Sequence satisfying a condition for all n

[StarTiger]

Homework Statement

Suppose that a sequence {s_n} of positive numbers satisfies the condition s_(n+1) > αs_n for all n where α > 1. Show that s_n → ∞

My teacher mentioned something about making it into a geometric sequence and taking the log. I'm just confused.

Homework Equations

The Attempt at a Solution

 

[LCKurtz]

You can start with s₂ > as₁. Now what about s₃? Can you compare it to s₂ and s₁? Continue...

 

[HallsofIvy]

Homework Statement

Suppose that a sequence {s_n} of positive numbers satisfies the condition s_(n+1) > αs_n for all n where α > 1. Show that s_n → ∞

My teacher mentioned something about making it into a geometric sequence and taking the log.
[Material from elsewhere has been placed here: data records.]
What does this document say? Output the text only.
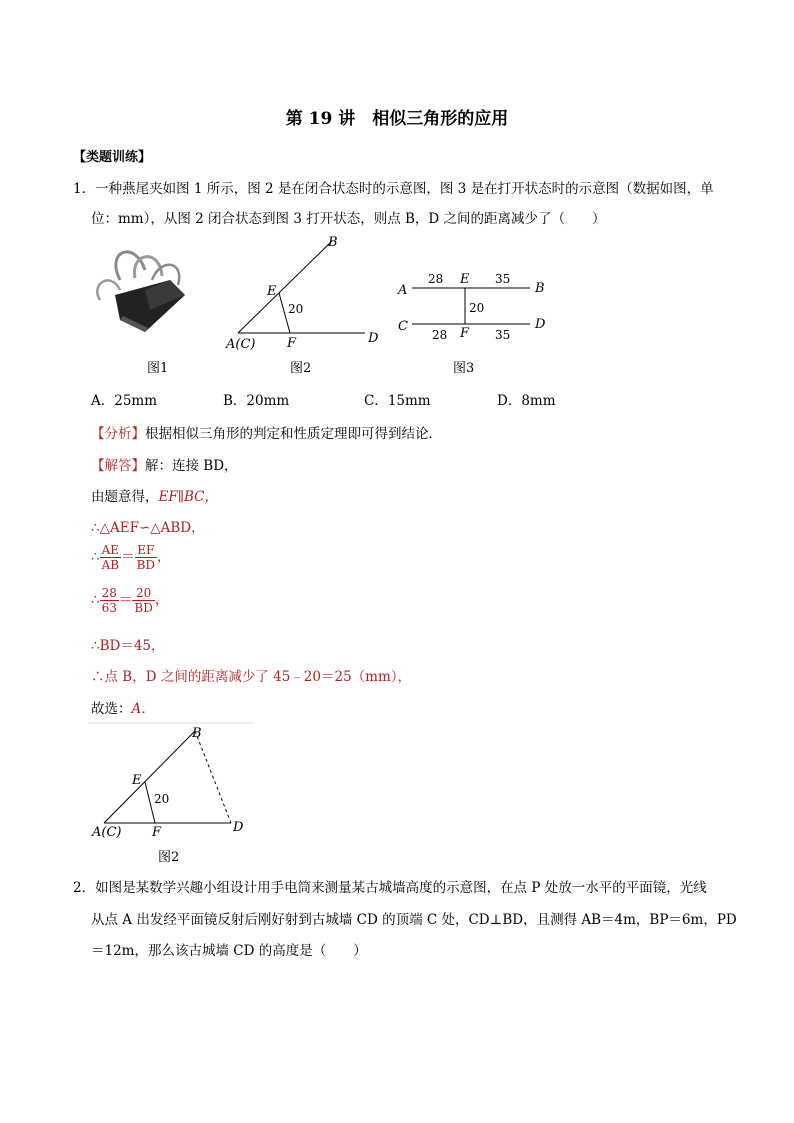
第 19 讲　相似三角形的应用
【类题训练】
1．一种燕尾夹如图 1 所示，图 2 是在闭合状态时的示意图，图 3 是在打开状态时的示意图（数据如图，单
位：mm），从图 2 闭合状态到图 3 打开状态，则点 B，D 之间的距离减少了（　　）
图1
B
E
20
F
A(C)	D
图2
A
28 E 35
B
20
C	F
D
28	35
图3
A．25mm	B．20mm	C．15mm	D．8mm
【分析】根据相似三角形的判定和性质定理即可得到结论．
【解答】解：连接 BD，
由题意得，EF∥BC，
∴△AEF∽△ABD，
∴ $\frac{AE}{AB} = \frac{EF}{BD}$ ，
∴ $\frac{28}{63} = \frac{20}{BD}$ ，
∴BD＝45，
∴点 B，D 之间的距离减少了 45﹣20＝25（mm），
故选：A．
B
E
20
F
A(C)	D
图2
2．如图是某数学兴趣小组设计用手电筒来测量某古城墙高度的示意图，在点 P 处放一水平的平面镜，光线
从点 A 出发经平面镜反射后刚好射到古城墙 CD 的顶端 C 处，CD⊥BD，且测得 AB＝4m，BP＝6m，PD
＝12m，那么该古城墙 CD 的高度是（　　）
I'm just confused.

Homework Equations

The Attempt at a Solution

So $s_2> a s_n$, $s_3> a s_2> a(a s_1)= a^2 s_1$, $s_4> a s_3> a(a^2 s_1)= a^3 s_1$. So $s_n>$ a to what power times $s_1$? What does that have to do with a "geometric sequence"?

 

[fmam3]

If $$(s_n)$$ is a sequence and the limit $$\lim_{n \to \infty}|s_{n+1} / {s_n}| = L$$ exists and $$L < 1$$, then $$\lim s_n$$ converges. If not, what do you think happens?